In his Return on Investment column for The Wall Street Journal, however, Brett Arends counters the arguments that the bond proponents (and in particular Arnott) have been raising.
“Obviously bonds, especially Treasurys, held up well during last year’s crisis,” writes Arends. “And they can make an important part of a portfolio, especially at the right price. But anyone hoping for a repeat of the last thirty years is probably dreaming.”
Arends says the bond return numbers are skewed because of the incredibly high rates that temporarily existed in the late 1970s and early 1980s — when some of the studies performed by bond advocates begin. Investors who bought long-term T-bonds in that period “simply pocketed an enormous one-off windfall when inflation collapsed,” Arends writes.
Back in 1980, inflation was close to 15%. Today, it is -0.4%. “Consider what that means for investors,” writes Arends. “In 1979, 20-year Treasurys yielded 9.3%. So over its life the bond paid out $180 in interest for each $100 invested. At one point in 1981, 30-year Treasurys yielded an incredible 15%, thanks to runaway inflation in the 1970s. Investors demanded high interest rates to offset the expected loss of purchasing power on their money.
“But when inflation collapsed after 1982, those coupon payments turned golden because the purchasing power stayed high. Bond prices soared in response. Today, bond investors get no such deal. Ten-year Treasurys pay just 3%. And the 30-year 3.96%.”

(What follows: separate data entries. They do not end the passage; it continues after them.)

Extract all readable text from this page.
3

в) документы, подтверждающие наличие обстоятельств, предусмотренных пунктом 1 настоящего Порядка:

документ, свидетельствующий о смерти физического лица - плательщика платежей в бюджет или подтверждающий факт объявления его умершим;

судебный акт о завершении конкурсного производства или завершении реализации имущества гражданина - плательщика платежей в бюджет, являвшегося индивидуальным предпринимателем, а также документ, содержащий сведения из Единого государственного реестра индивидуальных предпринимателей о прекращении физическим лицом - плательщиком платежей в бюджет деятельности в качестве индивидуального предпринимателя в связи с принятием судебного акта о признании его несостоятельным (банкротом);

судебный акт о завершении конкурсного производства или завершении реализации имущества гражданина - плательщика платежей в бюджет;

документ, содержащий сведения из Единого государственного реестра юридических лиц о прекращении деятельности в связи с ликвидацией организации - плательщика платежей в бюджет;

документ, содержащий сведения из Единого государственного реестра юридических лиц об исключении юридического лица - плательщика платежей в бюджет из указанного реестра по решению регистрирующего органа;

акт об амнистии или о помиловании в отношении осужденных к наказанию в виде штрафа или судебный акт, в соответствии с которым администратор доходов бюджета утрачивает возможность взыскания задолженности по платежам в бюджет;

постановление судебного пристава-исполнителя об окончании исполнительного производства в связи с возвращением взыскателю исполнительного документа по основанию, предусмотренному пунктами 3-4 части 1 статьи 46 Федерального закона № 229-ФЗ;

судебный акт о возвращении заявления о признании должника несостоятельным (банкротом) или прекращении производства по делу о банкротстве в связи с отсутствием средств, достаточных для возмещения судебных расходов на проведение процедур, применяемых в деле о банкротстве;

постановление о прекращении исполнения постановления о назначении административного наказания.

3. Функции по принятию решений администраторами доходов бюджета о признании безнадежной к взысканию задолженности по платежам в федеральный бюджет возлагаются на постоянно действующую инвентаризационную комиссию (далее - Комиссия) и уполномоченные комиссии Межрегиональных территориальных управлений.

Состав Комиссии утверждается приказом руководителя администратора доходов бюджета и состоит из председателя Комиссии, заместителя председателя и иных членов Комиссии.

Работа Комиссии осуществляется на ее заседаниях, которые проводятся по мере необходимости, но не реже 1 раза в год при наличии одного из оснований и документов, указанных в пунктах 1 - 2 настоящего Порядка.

If sustained deflation occurs, bonds will do well, Arends says. But he also says inflation is just as likely as deflation, with the economy showing signs of life and the giant stimulus still to make its impact. Inflation, he says, would mean rough times for bond investors: “What would inflation mean for long-term bonds? The opposite of the lucky guy who bought long-term Treasurys in 1981 was the unlucky one who bought one in 1965, just before inflation began to surge,” Arends writes. “In 1965, a 20-year Treasury yielded just 4.17%. In the first year, the coupons on a $1,000 bond were enough to buy about 200 loaves of white bread. But by 1973 that was down to 151 loaves. And by 1980: A mere 80 loaves. The real return over the life of the bond was actually negative. … By the time [investors] got their $1,000 principal back in 1985, it bought only a third as much bread as the same amount would have bought in 1965. Even when you factor in the coupons, the investor ended up with less bread than if they had simply taken the entire $1,000 down to the baker’s in 1965. And notice we haven’t even counted the cost of taxes.”